I don’t know if the closed door made me smile then. I don’t remember. I know that it makes me smile now, because it means she’s here. When she’s away at college, we leave the door open. I like to say “hi” to her as I pass her room on the way to my office, even though she’s not really there. So a closed door now signifies that our family of four is a family of four again. I mean, we’re always a family of four, but we haven’t been a family of four on an active daily basis since she went back to school in January. Now my son can sing the German alphabet song over and over again to annoy her, and the two of them can bicker (albeit kiddingly) at the dinner table. She’s here.
She’s only here for a few days, but she’s here and it’s a cause to smile. And while she’s here she’s often out and about, seeing the friends she can, so the closed door means she’s not only in Pennsylvania, but she’s in our house, which is doubly nice.
It’s nice to know that she’s awake somewhere in the house, most likely looking at something electronic, as I climb into bed at night. It’s nice to know that she’s sleeping in her room when I wake in the morning. And that she’s still sleeping in her room when I get back from the gym. It’s nice to know that, at least for a few days, I’ll hear her voice in the background as she talks with my husband or plays with her brother. It’s even nice to see her stare at her phone and seemingly ignore me for a few minutes. Because it means that she’s here to visit.
I wouldn’t want her here all the time. I mean I would, if it wasn’t her freshman year in college. I want her to be living and loving her freshman year in college. I think nothing is more sweet to a parent’s heart than to know that your kid is happy with where they are and what they’re doing. And she is, which is such a gift.

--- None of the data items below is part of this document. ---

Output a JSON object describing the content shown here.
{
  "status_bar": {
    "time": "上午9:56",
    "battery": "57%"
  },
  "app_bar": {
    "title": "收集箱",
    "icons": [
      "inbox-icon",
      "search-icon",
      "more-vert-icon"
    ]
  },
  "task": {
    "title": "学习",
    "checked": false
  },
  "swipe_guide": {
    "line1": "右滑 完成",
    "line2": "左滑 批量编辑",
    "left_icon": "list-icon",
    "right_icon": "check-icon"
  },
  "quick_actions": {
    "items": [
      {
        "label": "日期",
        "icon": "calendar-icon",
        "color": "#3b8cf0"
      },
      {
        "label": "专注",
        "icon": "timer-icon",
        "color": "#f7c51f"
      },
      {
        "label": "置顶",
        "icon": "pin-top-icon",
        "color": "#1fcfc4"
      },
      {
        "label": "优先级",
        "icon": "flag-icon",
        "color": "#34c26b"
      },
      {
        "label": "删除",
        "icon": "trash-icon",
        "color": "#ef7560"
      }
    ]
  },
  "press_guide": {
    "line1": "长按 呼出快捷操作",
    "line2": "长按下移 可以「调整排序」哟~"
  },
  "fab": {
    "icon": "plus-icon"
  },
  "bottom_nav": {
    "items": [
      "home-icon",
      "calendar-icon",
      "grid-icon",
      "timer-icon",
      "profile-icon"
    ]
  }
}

But it’s also a gift to have her here with us, if only for a few days. So many times, I think, we take what we have for granted. We live with the people we love most in the world, and don’t necessarily remember each day how much we love them. But when one of them leaves, even for a little while (or for what feels like a very long ten weeks), you begin to remember how dear they all are to you. How special family time is when it’s the whole family. How lucky you are that these amazing people are in your life.
So, today the closed door is making me smile. It’s reminding me to appreciate what’s right in front of me, and all that I have. I might smile even more when she opens the door and comes out, but even the sight of the closed door and the thought of her behind it is a gift.